You see, Paul apparently was the kind of guy who could easily get caught up in his own uniqueness. It’s obvious from his writings that he was very well-versed in words and highly-trained in his ability to convey his thoughts to others. He admits of himself in his letters that he was schooled by the best and prior to his conversion to Christ, was quite the zealot for truth and accuracy in all things God. As a matter of fact, before the Holy Spirit zapped him off his high horse one day, Paul (or Saul as he went by then) was on a mission from God to cleanse the world of anyone who might believe something different than he did.
So, minimally, Paul was one proud person. A unique man with unique talents.
Now, enter Jesus of Nazareth.
In his second letter here to his friends in the Corinthian church, Paul alludes to a holy experience he had where Jesus apparently took him into high heaven, showing him things that were far beyond anything he’d ever experienced before. It must have been a glorious experience because it’s apparent from reading Luke’s account of this event (Acts 9) that Paul was radically transformed from the inside out, becoming a changed man; one who was going one way in life and now was so re-wired, even his name was changed in order to mark such a transformation.
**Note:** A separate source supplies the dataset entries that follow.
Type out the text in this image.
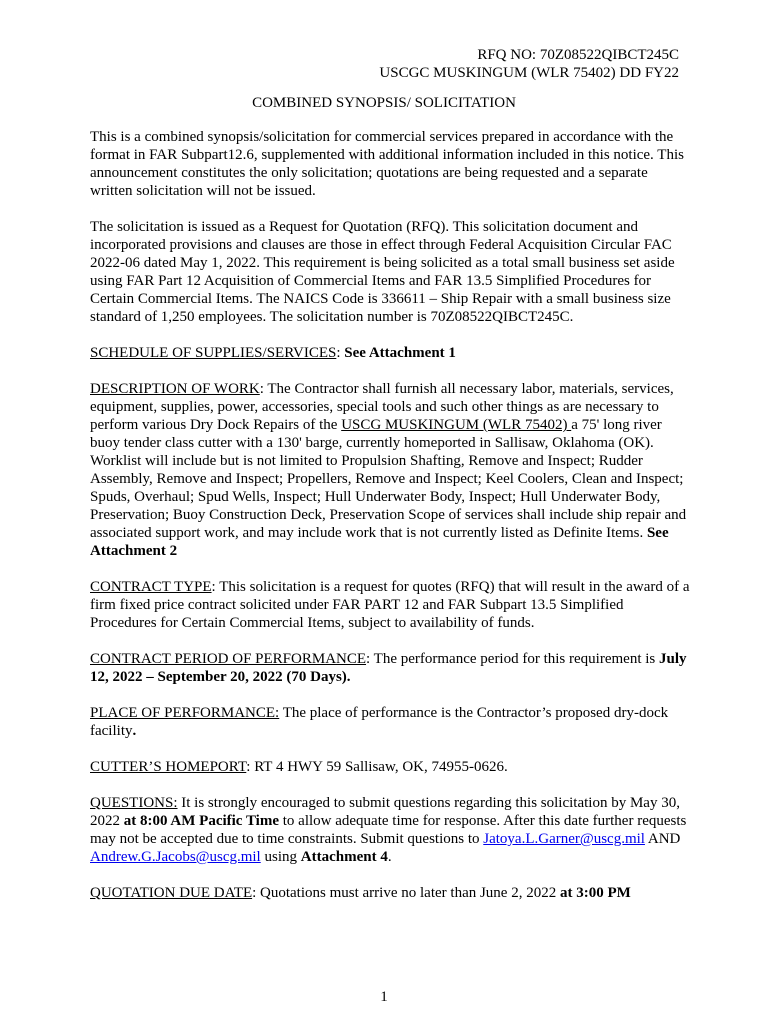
RFQ NO: 70Z08522QIBCT245C
USCGC MUSKINGUM (WLR 75402) DD FY22
COMBINED SYNOPSIS/ SOLICITATION

This is a combined synopsis/solicitation for commercial services prepared in accordance with the format in FAR Subpart12.6, supplemented with additional information included in this notice. This announcement constitutes the only solicitation; quotations are being requested and a separate written solicitation will not be issued.

The solicitation is issued as a Request for Quotation (RFQ). This solicitation document and incorporated provisions and clauses are those in effect through Federal Acquisition Circular FAC 2022-06 dated May 1, 2022. This requirement is being solicited as a total small business set aside using FAR Part 12 Acquisition of Commercial Items and FAR 13.5 Simplified Procedures for Certain Commercial Items. The NAICS Code is 336611 – Ship Repair with a small business size standard of 1,250 employees. The solicitation number is 70Z08522QIBCT245C.

SCHEDULE OF SUPPLIES/SERVICES: See Attachment 1

DESCRIPTION OF WORK: The Contractor shall furnish all necessary labor, materials, services, equipment, supplies, power, accessories, special tools and such other things as are necessary to perform various Dry Dock Repairs of the USCG MUSKINGUM (WLR 75402) a 75' long river buoy tender class cutter with a 130' barge, currently homeported in Sallisaw, Oklahoma (OK). Worklist will include but is not limited to Propulsion Shafting, Remove and Inspect; Rudder Assembly, Remove and Inspect; Propellers, Remove and Inspect; Keel Coolers, Clean and Inspect; Spuds, Overhaul; Spud Wells, Inspect; Hull Underwater Body, Inspect; Hull Underwater Body, Preservation; Buoy Construction Deck, Preservation Scope of services shall include ship repair and associated support work, and may include work that is not currently listed as Definite Items. See Attachment 2

CONTRACT TYPE: This solicitation is a request for quotes (RFQ) that will result in the award of a firm fixed price contract solicited under FAR PART 12 and FAR Subpart 13.5 Simplified Procedures for Certain Commercial Items, subject to availability of funds.

CONTRACT PERIOD OF PERFORMANCE: The performance period for this requirement is July 12, 2022 – September 20, 2022 (70 Days).

PLACE OF PERFORMANCE: The place of performance is the Contractor’s proposed dry-dock facility.

CUTTER’S HOMEPORT: RT 4 HWY 59 Sallisaw, OK, 74955-0626.

QUESTIONS: It is strongly encouraged to submit questions regarding this solicitation by May 30, 2022 at 8:00 AM Pacific Time to allow adequate time for response. After this date further requests may not be accepted due to time constraints. Submit questions to Jatoya.L.Garner@uscg.mil AND Andrew.G.Jacobs@uscg.mil using Attachment 4.

QUOTATION DUE DATE: Quotations must arrive no later than June 2, 2022 at 3:00 PM

1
Here, in today’s reading, we find Paul admitting to his friends that he was so greatly influenced by this one event that he was tempted on a regular basis to become proud, and even arrogant, by the things that he experienced. In other words, Paul, if left to his own devices, had experienced something so unique, he was tempted deep down in his flesh to take that uniqueness he had been given by God, and turn it into an instrument of pride.
But then…there was God.
As I see it, God gave Paul this unique experience, thus placing him in a unique category amongst others. Yet in His wisdom, God also knew Paul so well that He also had to give his servant a daily reminder that even Paul admits himself here was ‘a thorn in his flesh’ (Eugene Peterson in The Message calls it ‘the gift of a handicap’), a prickling that kept him from moving out of his own uniqueness in such a way that others would perceive him as something special.
So how might God be uniquely humbling me, allowing something irritating in life to prick me on a regular basis so I don’t become too sure of myself? Oh yeah, I know this doesn’t sound very nice to think about such things, but let’s get honest here. If you’re like me, you like it when people say nice things about you and your uniqueness. I get a little heady at times when folks email me saying they really like my blog writings, or tell me how much my words meant to them.
And maybe, just maybe, my loving Father looks down on my uniqueness and, at times, says to Himself, “Hmm…I think all that nice stuff is going to Marty’s head…maybe I need to remind him that this whole thing is about Jesus and not him.”
Hey, Lord, What’s the deal?
Just reminding you, son, like I did with my friend, Paul. It’s My grace that is sufficient to carry you through this life…not your uniqueness!
Amen, Lord. Ouch. Amen.
My prayer: Father God, I must be quick to admit that there are times I revel in my uniqueness and tend to fall in love with my own words. Like Paul, I realize that I need those occasional pricks in the side which remind me that it’s You and Your grace that gets me through this life, not my own strength or goodness. For Your name’s sake. Amen.
My questions to ponder: So where am I leaning on my own strength today, trusting in my ability to git-r-done for Jesus? What ‘gift of a handicap’ am I asking God to take away? And could it be, like Paul, that Jesus is using that very same limitation to remind me about God’s all-sufficient grace?
So what is God speaking to you today as we ponder together The Ignatian Adventure?